Vincit Oyj
- Company type: Julkinen osakeyhtiö
- Traded as: OMXH: VINCIT
- Industry: IT Services, IT Consulting
- Founded: 2007; 19 years ago
- Founder: Mikko Kuitunen and Olli-Pekka Virtanen
- Headquarters: Tampere, Finland
- Key people: Mikko Kuitunen (chairman); Julius Manni (CEO);
- Products: VincitEAM
- Services: Software development and design, mobile software, embedded software, web software, service design, management consulting, new technologies and data, digital platform services
- Revenue: 61.5 million euros (2021)
- Operating income: 5.1 million euros (2021)
- Total equity: 98 MEUR (2021)
- Number of employees: 850+ (1.7.2022)
- Subsidiaries: Vincit Helsinki Oy, Vincit Jyväskylä Oy, Vincit California Inc, Vincit Arizona Inc ja Vincit Solutions Oy
- Website: www.vincit.com,www.vincit.fi

= Vincit =

Finnish technology company

Vincit Oyj (Vincit Plc) is an internationally operating digital service provider, founded and headquartered in Finland. The company's services cover the entire digital value chain from management consulting to design, software development, and software maintenance.
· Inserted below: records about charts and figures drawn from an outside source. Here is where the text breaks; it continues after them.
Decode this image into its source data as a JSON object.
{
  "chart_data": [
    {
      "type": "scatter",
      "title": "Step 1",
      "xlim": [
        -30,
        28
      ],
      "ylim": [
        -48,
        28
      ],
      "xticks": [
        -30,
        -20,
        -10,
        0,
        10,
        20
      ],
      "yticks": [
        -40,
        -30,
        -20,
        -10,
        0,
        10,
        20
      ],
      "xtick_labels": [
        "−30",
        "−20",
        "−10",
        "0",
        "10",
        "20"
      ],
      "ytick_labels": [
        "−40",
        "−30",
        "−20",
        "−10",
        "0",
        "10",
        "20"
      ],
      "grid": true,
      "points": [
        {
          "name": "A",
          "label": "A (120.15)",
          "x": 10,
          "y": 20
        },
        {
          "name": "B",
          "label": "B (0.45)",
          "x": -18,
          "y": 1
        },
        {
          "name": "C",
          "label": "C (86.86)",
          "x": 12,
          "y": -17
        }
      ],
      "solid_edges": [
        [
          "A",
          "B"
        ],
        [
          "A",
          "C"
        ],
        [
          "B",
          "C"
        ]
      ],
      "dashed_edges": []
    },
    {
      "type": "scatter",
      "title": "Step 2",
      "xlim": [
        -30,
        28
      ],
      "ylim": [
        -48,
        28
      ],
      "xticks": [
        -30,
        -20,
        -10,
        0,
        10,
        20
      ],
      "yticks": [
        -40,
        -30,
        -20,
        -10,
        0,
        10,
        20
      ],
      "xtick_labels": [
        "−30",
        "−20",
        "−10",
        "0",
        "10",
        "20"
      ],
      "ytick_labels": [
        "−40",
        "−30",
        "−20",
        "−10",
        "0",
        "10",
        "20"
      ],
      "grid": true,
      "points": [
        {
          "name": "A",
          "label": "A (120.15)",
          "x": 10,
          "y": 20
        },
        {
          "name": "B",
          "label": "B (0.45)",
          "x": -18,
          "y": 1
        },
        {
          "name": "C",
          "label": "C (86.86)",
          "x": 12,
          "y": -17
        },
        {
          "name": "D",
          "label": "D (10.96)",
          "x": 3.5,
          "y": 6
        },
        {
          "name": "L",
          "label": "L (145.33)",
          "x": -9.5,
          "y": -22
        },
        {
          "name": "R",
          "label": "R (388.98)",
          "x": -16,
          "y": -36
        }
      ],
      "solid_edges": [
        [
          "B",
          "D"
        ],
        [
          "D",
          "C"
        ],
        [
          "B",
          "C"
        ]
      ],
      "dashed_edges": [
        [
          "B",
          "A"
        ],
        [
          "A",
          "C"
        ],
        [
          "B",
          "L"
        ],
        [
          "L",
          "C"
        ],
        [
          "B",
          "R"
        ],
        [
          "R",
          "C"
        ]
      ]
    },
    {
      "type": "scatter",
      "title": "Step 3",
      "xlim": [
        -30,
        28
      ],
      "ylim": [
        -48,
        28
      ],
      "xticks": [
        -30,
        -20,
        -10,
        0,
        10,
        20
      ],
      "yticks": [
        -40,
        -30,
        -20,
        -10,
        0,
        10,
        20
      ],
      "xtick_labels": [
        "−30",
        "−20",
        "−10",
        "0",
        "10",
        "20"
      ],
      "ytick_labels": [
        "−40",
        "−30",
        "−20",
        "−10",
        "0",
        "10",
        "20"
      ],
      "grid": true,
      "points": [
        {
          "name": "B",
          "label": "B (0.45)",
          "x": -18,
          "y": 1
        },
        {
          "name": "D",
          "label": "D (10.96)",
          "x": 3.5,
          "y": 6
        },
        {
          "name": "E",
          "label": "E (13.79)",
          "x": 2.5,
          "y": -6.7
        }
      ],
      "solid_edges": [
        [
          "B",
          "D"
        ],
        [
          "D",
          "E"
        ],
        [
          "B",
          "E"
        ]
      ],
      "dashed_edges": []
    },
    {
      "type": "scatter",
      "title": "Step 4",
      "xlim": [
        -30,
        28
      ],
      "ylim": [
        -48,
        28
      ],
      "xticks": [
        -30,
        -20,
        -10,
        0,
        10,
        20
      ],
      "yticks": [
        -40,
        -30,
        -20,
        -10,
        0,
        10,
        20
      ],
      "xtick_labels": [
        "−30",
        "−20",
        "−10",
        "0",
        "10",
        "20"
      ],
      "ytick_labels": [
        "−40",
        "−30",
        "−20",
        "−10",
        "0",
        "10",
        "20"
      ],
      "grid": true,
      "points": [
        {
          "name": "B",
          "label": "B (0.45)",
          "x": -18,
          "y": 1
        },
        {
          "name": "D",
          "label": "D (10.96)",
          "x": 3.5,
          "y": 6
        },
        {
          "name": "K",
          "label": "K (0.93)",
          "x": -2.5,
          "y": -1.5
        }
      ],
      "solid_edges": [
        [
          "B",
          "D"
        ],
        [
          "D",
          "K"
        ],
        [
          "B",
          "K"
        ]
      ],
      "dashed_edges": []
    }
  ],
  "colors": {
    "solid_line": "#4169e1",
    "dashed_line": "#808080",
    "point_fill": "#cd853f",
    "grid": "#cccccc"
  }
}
The Group has subsidiaries in Finland and the United States. The Finnish customer-base is made up by large and medium-sized companies from several industries as well as the public sector.

A merger with Bilot, an IT-services company established in 2015, realized on January 1, 2022, saw Vincit's employee count soar to over 850.

Vincit Oyj is listed on Nasdaq First North Growth Market Finland.